Friday, November 21, 2014

Ms. Smith's Class Plants in the Jeffersonian Garden

On November 20, Ms. Smith's class had the introductory lesson about Thomas Jefferson the horticulturist. We first reviewed the basic facts: Jefferson was the 3rd U.S. President; he retired to Monticello, Va, where he had a plantation.  When he was president he sent Lewis and Clark on a expedition. Part of their job was to bring back seeds and new plants.

We discussed the definition of horticulturist and plantation. A horticulturist is an expert in the science of cultivating plants (vegetables, fruit, flowers and ornamental plants). A plantation is a large farm with crops such as tobacco and in Jefferson's case, vegetables. Jefferson's plantation was farmed by slaves.
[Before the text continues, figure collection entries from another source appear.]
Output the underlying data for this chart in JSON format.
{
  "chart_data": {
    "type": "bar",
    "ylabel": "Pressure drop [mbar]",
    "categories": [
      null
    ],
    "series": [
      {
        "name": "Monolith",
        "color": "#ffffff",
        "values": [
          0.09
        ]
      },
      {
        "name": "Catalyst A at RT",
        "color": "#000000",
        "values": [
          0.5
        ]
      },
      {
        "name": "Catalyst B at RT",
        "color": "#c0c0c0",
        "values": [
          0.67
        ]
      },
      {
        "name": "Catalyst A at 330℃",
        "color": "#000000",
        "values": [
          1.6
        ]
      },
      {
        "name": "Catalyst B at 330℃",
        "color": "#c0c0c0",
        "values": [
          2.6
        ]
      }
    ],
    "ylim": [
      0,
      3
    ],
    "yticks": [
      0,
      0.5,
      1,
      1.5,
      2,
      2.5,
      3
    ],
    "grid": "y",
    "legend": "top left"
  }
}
Information about Thomas Jefferson the horticulturist and vegetable lover: he enjoyed eating vegetables and when he was president he bought lettuce from local farmers to serve at the White House; his favorite vegetable was English Peas; he planted many different types and species of vegetables in his 1,000 foot vegetable garden; he took extensive notes about his garden, often making daily records.

Today the students planted heirloom seeds of Prince Albert Peas and Early Jersey Wakefield Cabbage that are from the Thomas Jefferson Center for Historic Plants at Monticello. We also planted Tonda di Parigi heirloom carrot seeds from the 19th century. We discussed meaning of heirloom: something passed down, e.g. family heirloom. Heirloom seeds are seeds that are saved and passed down. Jefferson and others save seeds of plants that they like. We also discussed that seed packets have the Latin names of the plants listed under the English names.

One student in each group was the scribe and took notes of our discussion. He and she also recorded the weather and the number and type of seeds planted. In this way we are following in Jefferson's footsteps as he wrote in a garden journal.

Follow-up: 1) students can do further research about Thomas Jefferson by visiting www.monticello. org. 2) students can measure 1,000 feet to understand scope of Jefferson's vegetable garden; 3) students will monitor growth of their vegetables and record in the class journals.

The areas and vegetables planted by each class are now identified with markers.